= Friedrich Katzer =

Austrian geologist and mineralogist

Friedrich Katzer (Bedřich Katzer; 5 June 1861, Rokitzan – 3 February 1925) was an Austrian geologist and mineralogist.

From 1880 to 1883 he was a student at the University of Prague and at the Technische Hochschule in Prague, where he later worked as an assistant. In 1888 he was head of a testing station for construction materials in Wrschowitz. In 1890 he obtained his PhD from the University of Giessen, later becoming an assistant in mineralogy and geology at the University of Leoben (1892).

From 1895 he was in charge of the mineralogy/geology department at the Museu Paraense in Belém (Brazil), from where he undertook various exploratory projects. In 1898 he began work as a state geologist in Sarajevo, and in 1900 was appointed director of the Bosnian geological Landesanstalt.

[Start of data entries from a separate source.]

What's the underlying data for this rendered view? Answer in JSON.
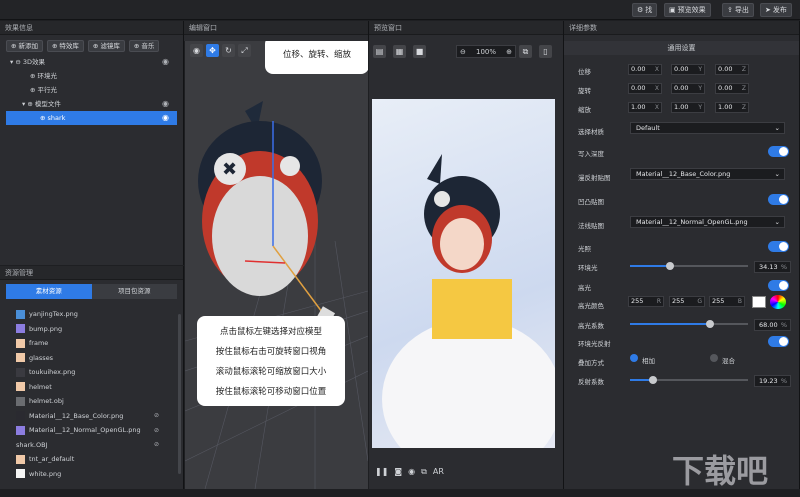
{
  "topbar": {
    "find_label": "找",
    "preview_label": "预览效果",
    "export_label": "导出",
    "publish_label": "发布"
  },
  "effects_panel": {
    "title": "效果信息",
    "buttons": {
      "add": "新添加",
      "effect_lib": "特效库",
      "filter_lib": "滤镜库",
      "music": "音乐"
    },
    "tree": [
      {
        "label": "3D效果"
      },
      {
        "label": "环境光"
      },
      {
        "label": "平行光"
      },
      {
        "label": "模型文件"
      },
      {
        "label": "shark"
      }
    ]
  },
  "resources_panel": {
    "title": "资源管理",
    "tabs": {
      "material": "素材资源",
      "project": "项目包资源"
    },
    "items": [
      {
        "name": "yanjingTex.png",
        "color": "#4a8fd8"
      },
      {
        "name": "bump.png",
        "color": "#8c7de0"
      },
      {
        "name": "frame",
        "color": "#f0c9a8"
      },
      {
        "name": "glasses",
        "color": "#f0c9a8"
      },
      {
        "name": "toukuihex.png",
        "color": "#3a3a40"
      },
      {
        "name": "helmet",
        "color": "#f0c9a8"
      },
      {
        "name": "helmet.obj",
        "color": "#6a6c70"
      },
      {
        "name": "Material__12_Base_Color.png",
        "color": "#2a2a30"
      },
      {
        "name": "Material__12_Normal_OpenGL.png",
        "color": "#8c7de0"
      },
      {
        "name": "shark.OBJ",
        "color": ""
      },
      {
        "name": "tnt_ar_default",
        "color": "#f0c9a8"
      },
      {
        "name": "white.png",
        "color": "#f5f5f5"
      }
    ]
  },
  "editor": {
    "title": "编辑窗口",
    "callout_tools": "位移、旋转、缩放",
    "callout_help": [
      "点击鼠标左键选择对应模型",
      "按住鼠标右击可旋转窗口视角",
      "滚动鼠标滚轮可缩放窗口大小",
      "按住鼠标滚轮可移动窗口位置"
    ]
  },
  "preview": {
    "title": "预览窗口",
    "zoom": "100%",
    "ar_label": "AR"
  },
  "details": {
    "title": "详细参数",
    "section": "通用设置",
    "position": {
      "label": "位移",
      "x": "0.00",
      "y": "0.00",
      "z": "0.00"
    },
    "rotation": {
      "label": "旋转",
      "x": "0.00",
      "y": "0.00",
      "z": "0.00"
    },
    "scale": {
      "label": "缩放",
      "x": "1.00",
      "y": "1.00",
      "z": "1.00"
    },
    "axis_x": "X",
    "axis_y": "Y",
    "axis_z": "Z",
    "material_label": "选择材质",
    "material_value": "Default",
    "depth_write": "写入深度",
    "diffuse_map_label": "漫反射贴图",
    "diffuse_map_value": "Material__12_Base_Color.png",
    "bump_label": "凹凸贴图",
    "normal_map_label": "法线贴图",
    "normal_map_value": "Material__12_Normal_OpenGL.png",
    "lighting": "光照",
    "ambient_label": "环境光",
    "ambient_value": "34.13",
    "ambient_fraction": 0.3413,
    "highlight": "高光",
    "highlight_color_label": "高光颜色",
    "r": "255",
    "g": "255",
    "b": "255",
    "r_label": "R",
    "g_label": "G",
    "b_label": "B",
    "highlight_coef_label": "高光系数",
    "highlight_coef_value": "68.00",
    "highlight_fraction": 0.68,
    "env_reflection": "环境光反射",
    "blend_label": "叠加方式",
    "blend_add": "相加",
    "blend_mix": "混合",
    "reflect_coef_label": "反射系数",
    "reflect_coef_value": "19.23",
    "reflect_fraction": 0.1923,
    "percent": "%"
  },
  "watermark": "下载吧",
  "accent_color": "#2f7be6"
}
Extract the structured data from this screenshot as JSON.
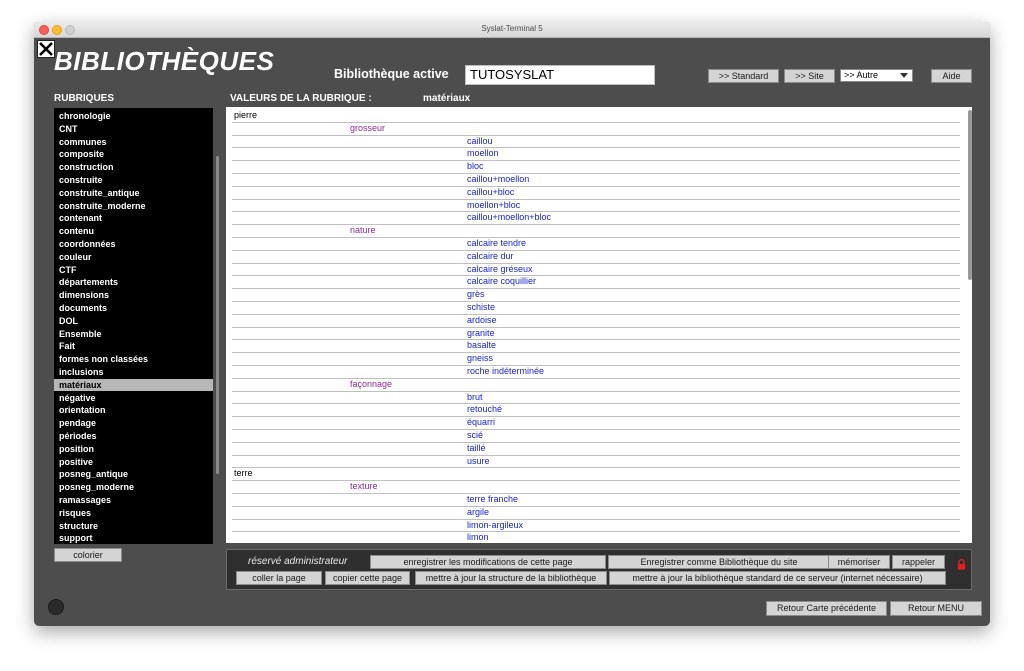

He created mineralogical and geological collections in Belém at the "Museu Paraense" and at the Bosnian National Museum in Sarajevo. Under his directorship, he conducted the first comprehensive geological survey in Bosnia-Herzegovina.

== Written works ==
- Beitrag zur Kenntniss des älteren Palaeozoicums im Amazonasgebiete, 1896 - Contribution to the knowledge of older "Paleozoicum" in areas of the Amazon.
- Das Amazonas-devon und seine Beziehungen zu den anderen Devongebieten, 1897 - The Amazon Devonian and its relationship to other Devonian regions.
- Grundzüge der Geologie des unteren Amazonasgebietes: (des Staates Pará in Brasilien), 1903 - Basics of geology in the lower Amazon regions (state of Pará, Brazil).
- Karst und karsthydrographie, 1909 - Karst and karst-hydrography.
- Geologie von Böhmen, 1918 - Geology of Bohemia.
- Die Fossilen Kohlen Bosniens und der Hercegovina, 1918 - The fossil coal of Bosnia and Herzegovina.
- Geologie Bosniens und der Hercegovina, 1924-25 - Geology of Bosnia and Herzegovina.